The challenges involved in getting to grips with a new role are well recognised and many companies nowadays have well-developed processes for on-boarding and performance acceleration. Such programmes typically include meeting the key stakeholders, focusing on understanding the critical issues, spending quality time with the new team, identifying the quick wins, learning the unwritten rules of the game, making an impact as a leader and defining the new vision plus key short-term strategic goals. Via this means the change for all concerned becomes accepted, the necessary adjustments get made and everyone settles down into the new situation more quickly than might otherwise have been the case.
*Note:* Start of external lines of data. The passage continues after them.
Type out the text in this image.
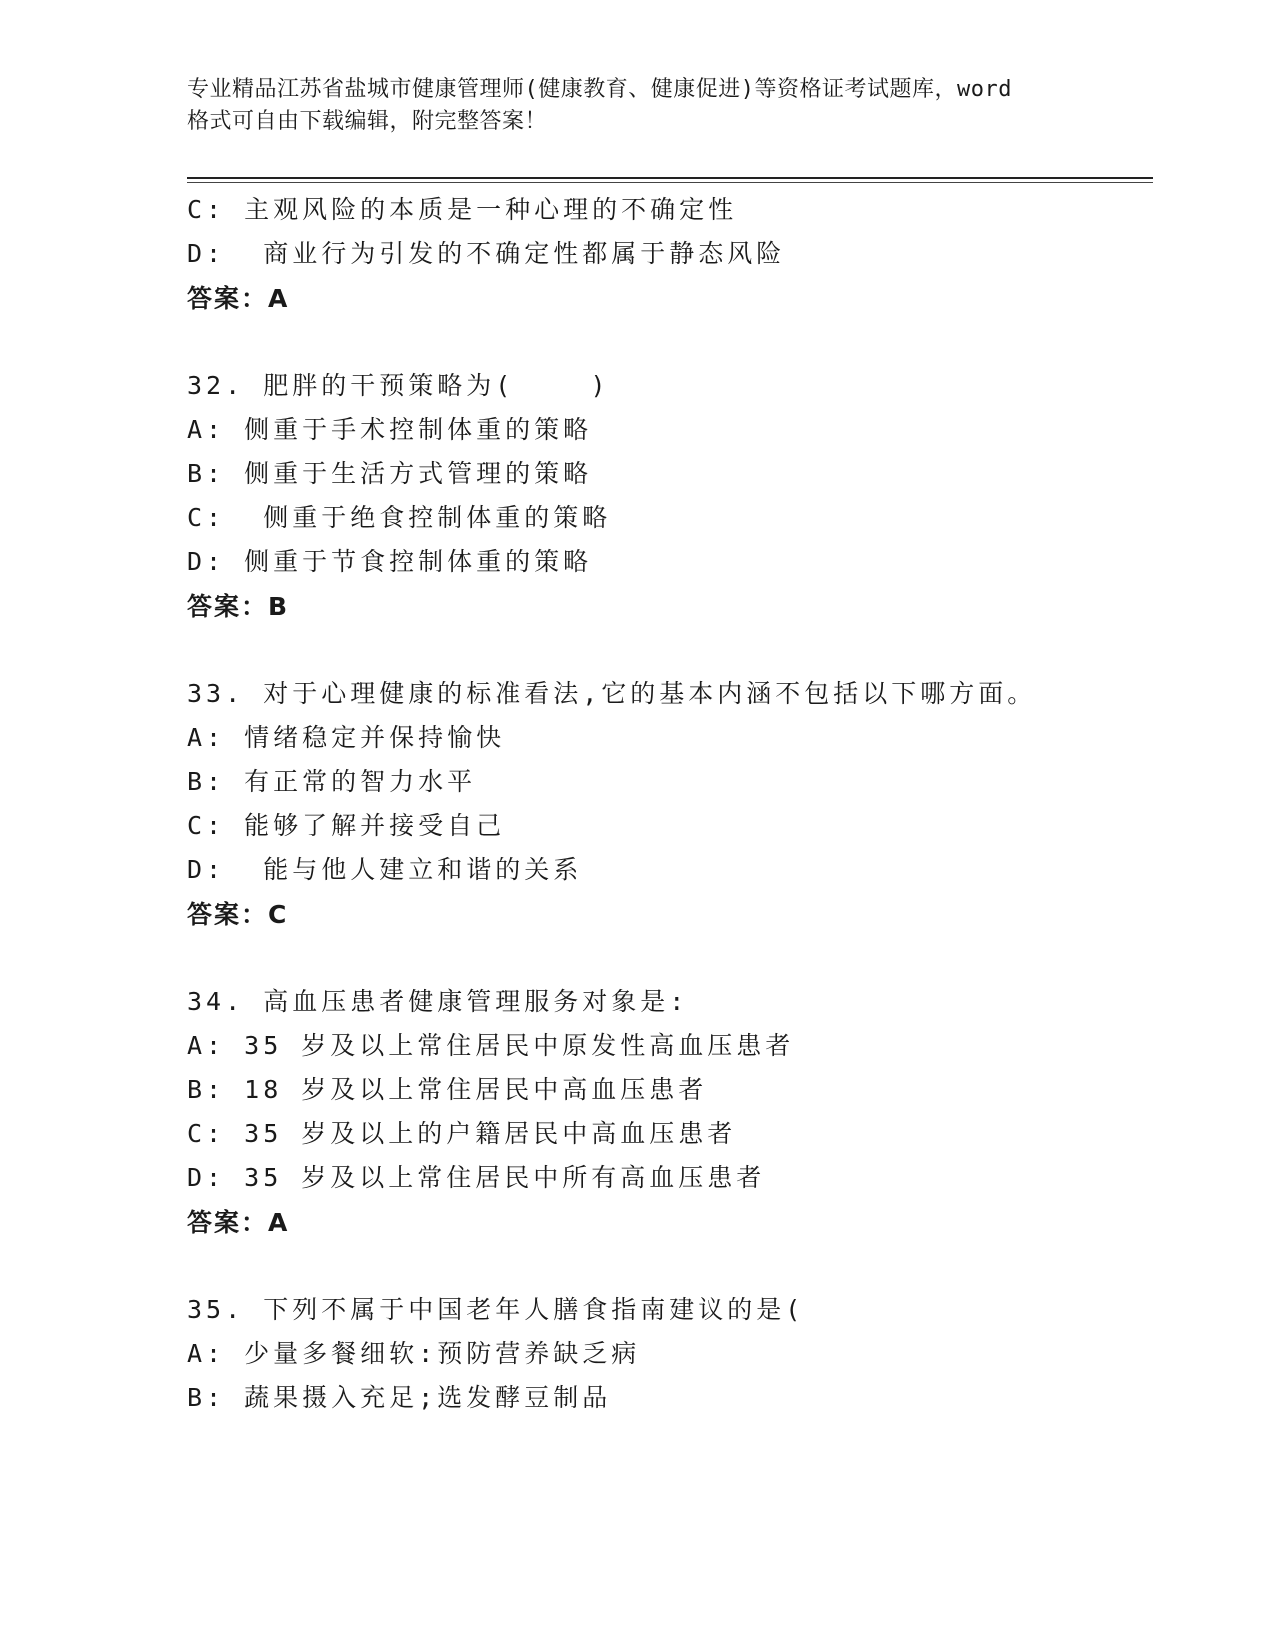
专业精品江苏省盐城市健康管理师(健康教育、健康促进)等资格证考试题库，word
格式可自由下载编辑，附完整答案！
C: 主观风险的本质是一种心理的不确定性
D:  商业行为引发的不确定性都属于静态风险
答案：A
32. 肥胖的干预策略为(    )
A: 侧重于手术控制体重的策略
B: 侧重于生活方式管理的策略
C:  侧重于绝食控制体重的策略
D: 侧重于节食控制体重的策略
答案：B
33. 对于心理健康的标准看法,它的基本内涵不包括以下哪方面。
A: 情绪稳定并保持愉快
B: 有正常的智力水平
C: 能够了解并接受自己
D:  能与他人建立和谐的关系
答案：C
34. 高血压患者健康管理服务对象是:
A: 35 岁及以上常住居民中原发性高血压患者
B: 18 岁及以上常住居民中高血压患者
C: 35 岁及以上的户籍居民中高血压患者
D: 35 岁及以上常住居民中所有高血压患者
答案：A
35. 下列不属于中国老年人膳食指南建议的是(
A: 少量多餐细软:预防营养缺乏病
B: 蔬果摄入充足;选发酵豆制品
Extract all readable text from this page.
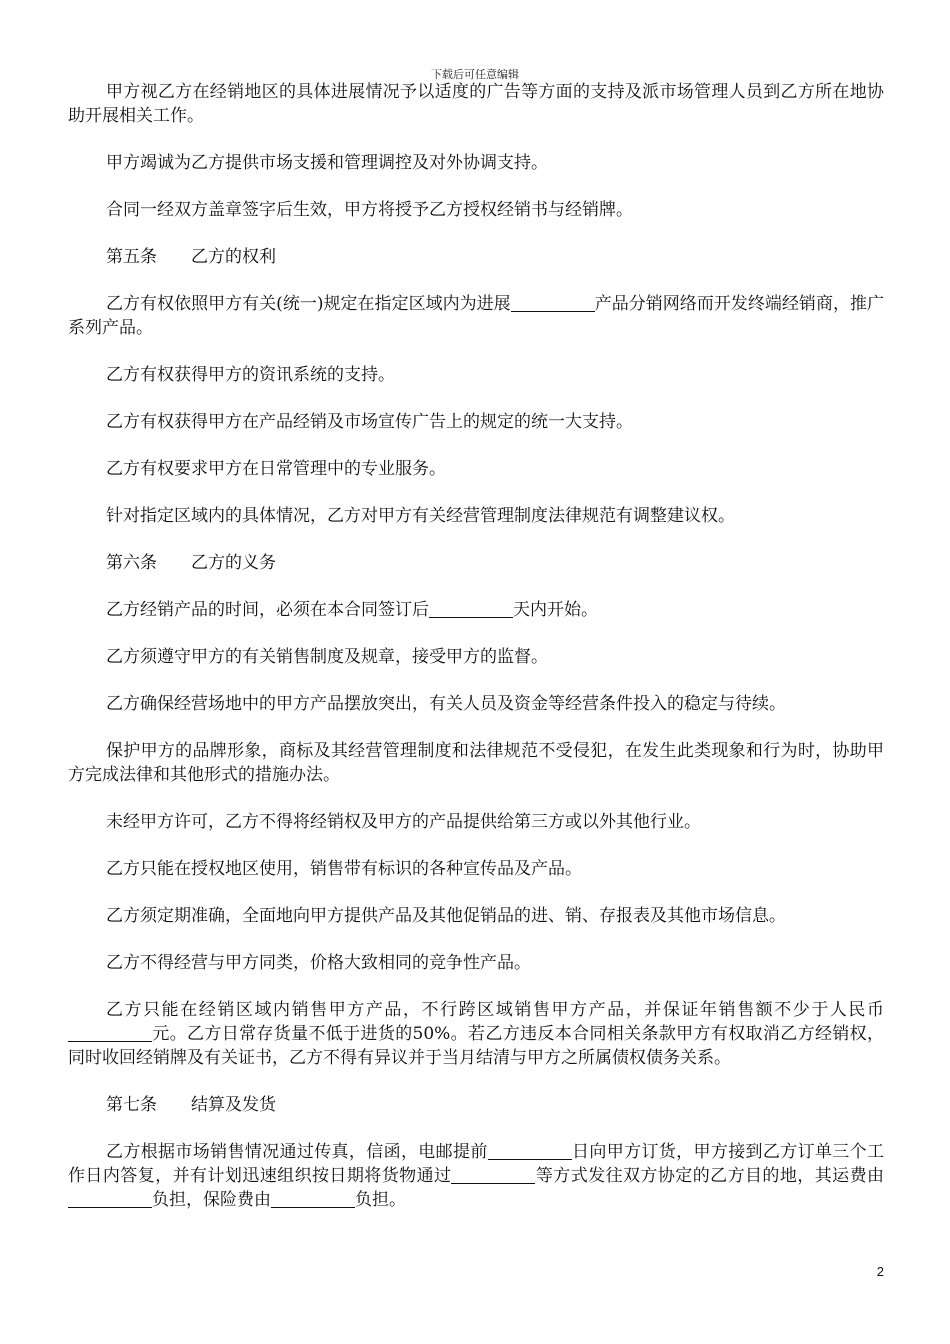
下载后可任意编辑

甲方视乙方在经销地区的具体进展情况予以适度的广告等方面的支持及派市场管理人员到乙方所在地协助开展相关工作。

甲方竭诚为乙方提供市场支援和管理调控及对外协调支持。

合同一经双方盖章签字后生效，甲方将授予乙方授权经销书与经销牌。

第五条 乙方的权利

乙方有权依照甲方有关(统一)规定在指定区域内为进展	产品分销网络而开发终端经销商，推广系列产品。

乙方有权获得甲方的资讯系统的支持。

乙方有权获得甲方在产品经销及市场宣传广告上的规定的统一大支持。

乙方有权要求甲方在日常管理中的专业服务。

针对指定区域内的具体情况，乙方对甲方有关经营管理制度法律规范有调整建议权。

第六条 乙方的义务

乙方经销产品的时间，必须在本合同签订后	天内开始。

乙方须遵守甲方的有关销售制度及规章，接受甲方的监督。

乙方确保经营场地中的甲方产品摆放突出，有关人员及资金等经营条件投入的稳定与待续。

保护甲方的品牌形象，商标及其经营管理制度和法律规范不受侵犯，在发生此类现象和行为时，协助甲方完成法律和其他形式的措施办法。

未经甲方许可，乙方不得将经销权及甲方的产品提供给第三方或以外其他行业。

乙方只能在授权地区使用，销售带有标识的各种宣传品及产品。

乙方须定期准确，全面地向甲方提供产品及其他促销品的进、销、存报表及其他市场信息。

乙方不得经营与甲方同类，价格大致相同的竞争性产品。

乙方只能在经销区域内销售甲方产品，不行跨区域销售甲方产品，并保证年销售额不少于人民币元。乙方日常存货量不低于进货的50%。若乙方违反本合同相关条款甲方有权取消乙方经销权，同时收回经销牌及有关证书，乙方不得有异议并于当月结清与甲方之所属债权债务关系。

第七条 结算及发货

乙方根据市场销售情况通过传真，信函，电邮提前	日向甲方订货，甲方接到乙方订单三个工作日内答复，并有计划迅速组织按日期将货物通过	等方式发往双方协定的乙方目的地，其运费由负担，保险费由	负担。

2
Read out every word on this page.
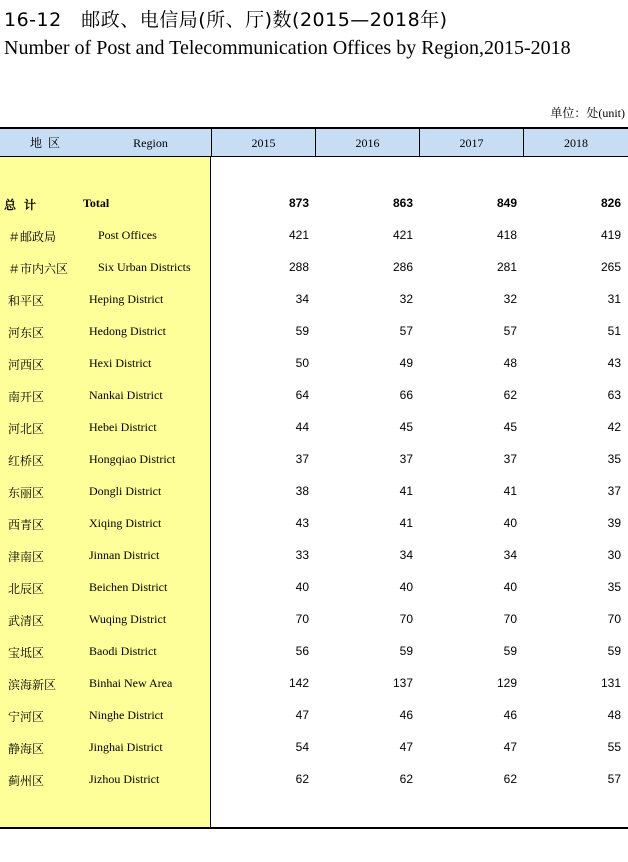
16-12　邮政、电信局(所、厅)数(2015—2018年)
Number of Post and Telecommunication Offices by Region,2015-2018
单位：处(unit)
地区	Region	2015	2016	2017	2018
总计	Total	873	863	849	826
＃邮政局	Post Offices	421	421	418	419
＃市内六区 Six Urban Districts	288	286	281	265
和平区	Heping District	34	32	32	31
河东区	Hedong District	59	57	57	51
河西区	Hexi District	50	49	48	43
南开区	Nankai District	64	66	62	63
河北区	Hebei District	44	45	45	42
红桥区	Hongqiao District	37	37	37	35
东丽区	Dongli District	38	41	41	37
西青区	Xiqing District	43	41	40	39
津南区	Jinnan District	33	34	34	30
北辰区	Beichen District	40	40	40	35
武清区	Wuqing District	70	70	70	70
宝坻区	Baodi District	56	59	59	59
滨海新区	Binhai New Area	142	137	129	131
宁河区	Ninghe District	47	46	46	48
静海区	Jinghai District	54	47	47	55
蓟州区	Jizhou District	62	62	62	57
Whilst this approach to bringing new hires on board undoubtedly seeks to satisfy the desire of organisations to ensure new people become productive as quickly as possible, it fails to recognise a key factor. One of real issues in transitioning to a new job is the underlying and more difficult process of letting go of the person you used to be in your previous role and finding the new person you need to become in your new position.

On-boarding programmes which start with the assumption that a change in role is just that – a change – are missing a trick. We need to broaden our view and recognise that starting a new job puts us in transition and is a complex process. It involves, amongst other things, the reaching of a point in time where we have to let go of something. It requires us to appreciate that to become something else, we have to stop being what we are now; to start doing things a new way, we have to end the way we are doing them now and to develop a new attitude or outlook, we have to let go of the old one we have now. Even though it sounds backwards, the ending of what came before must always come first and be dealt with if we are to move on to the start of something new.

If we overlook this aspect of someone starting a new job we run the risk of underestimating the complexity involved. Adjusting to a new role is much more than simply dealing with a change and, as we plan how best to ensure new people become productive as quickly as possible, we would do well to remember this.